Pra não dizer que não falei de flores, o problema de Ribeirão é, há décadas que está sendo (mal) finalizado pela atual administração, irá minorar, mas não resolver o problema, o mesmo quando o assunto é enchentes. O plano de drenagem, feito pelo Gasparini e (mal) executado pela atual administração, ira minorar, mas não resolver, o problema. A coisa só vai começar a mudar quanto tiver um(a) chefe de Executivo com colhões para enfrentar a coisa de frente. E o primeiro passo é desocupar, sem choro nem vela, as áreas na Álvaro de Lima, na Vila Vírginia, e acabar com a vergonha chamada favela do Brejo, a meu ver os pontos mais críticos de enchentes na cidade.

Não que o povo que mora nessas áreas não tenha sua responsabilidade. Existia uma senhora que morava na Vila Virgínia que vivia perdendo tudo, há décadas, nas enchentes. Pelo menos uma vez por ano ela, que já era figurinha fácil na agenda de jornalistas, tinha estragos a mostrar. Se ela perdia tudo, todo ano, com as enchentes, uma coisa fica clara: ela não deveria (por vontade própria) morar naquele lugar. E a prefeitura, por obrigação, não deveria permitir que ela ali permanecesse.

Algumas atitudes são simples, mas acabam não sendo colocadas em prática para evitar problemas. O político enérgico, mais sério e preocupado com o bem das pessoas, têm o dever de impedir a ocupação irregular de áreas suscetíveis a enchentes e desmoronamentos. Para preservar votos, a imensa maioria fecha os olhos e deixa o pau moer. Curioso é que esses mesmos bastardos, que se escondem atrás da leniência torpe, são os mesmos que, em dias de chuva e tragédia, se apressam em colocar sua botinhas – no caso de Ribeirão, rosas – preparar seus discursos capengas e emocionados para recolher, via de regra, os corpos que eles mesmos ajudaram a plantar.
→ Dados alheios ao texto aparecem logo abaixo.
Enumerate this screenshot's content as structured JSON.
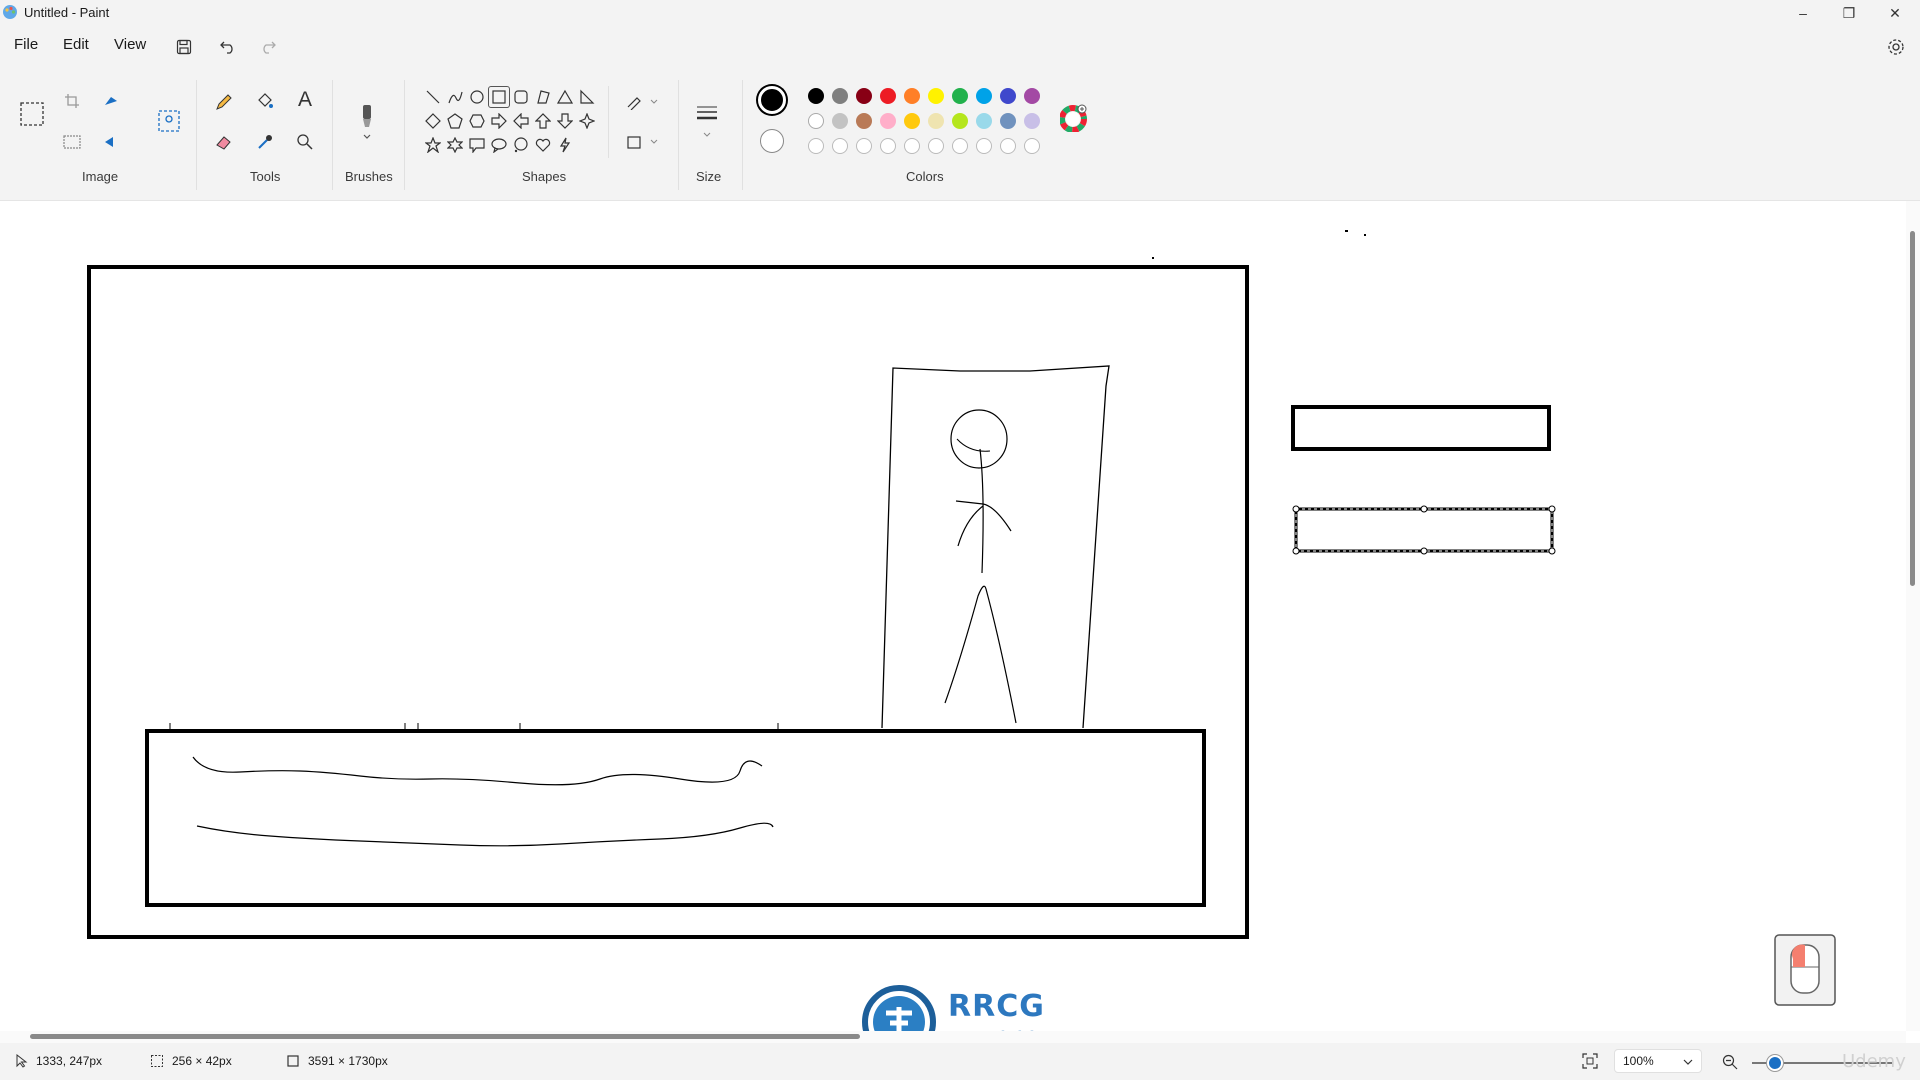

Na boa, estou cansado, profundamente cansado, dessa mediocridade de quem nada faz pra evitar os problemas e depois apressasse em dar condolências às vítimas que ajudou a criar.

Resumindo – acho que já escrevi até demais – em meus princípios estão profundamente arraigados dois conceitos que dificilmente conseguirei esquecer. O mais forte deles, que aprendi com o homem mais sábio que conheci, meu avô Zualdo, diz que somos responsáveis por tudo que nos acontece, de bom ou de mal. Se escolhemos construir nossa casa na encosta do morro e lá morar, temos que saber que, se ele cair, a responsabilidade maior pela morte de nossa família, quando tudo desabar, será nossa.

Por último e não menos importante, é preciso lembrar que aquele que escolheu a missão de administrar não pode se furtar às responsabilidades que assumiu, embora muitas vezes sejam elas um fardo. A leniência é o primeiro passo para a tragédia. Assumir responsabilidades não é só prantear os mortos, mas sim impedir, às vezes contra a própria vontade delas, que as pessoas tomem atitudes idiotas, que colocarão sua própria existência em risco.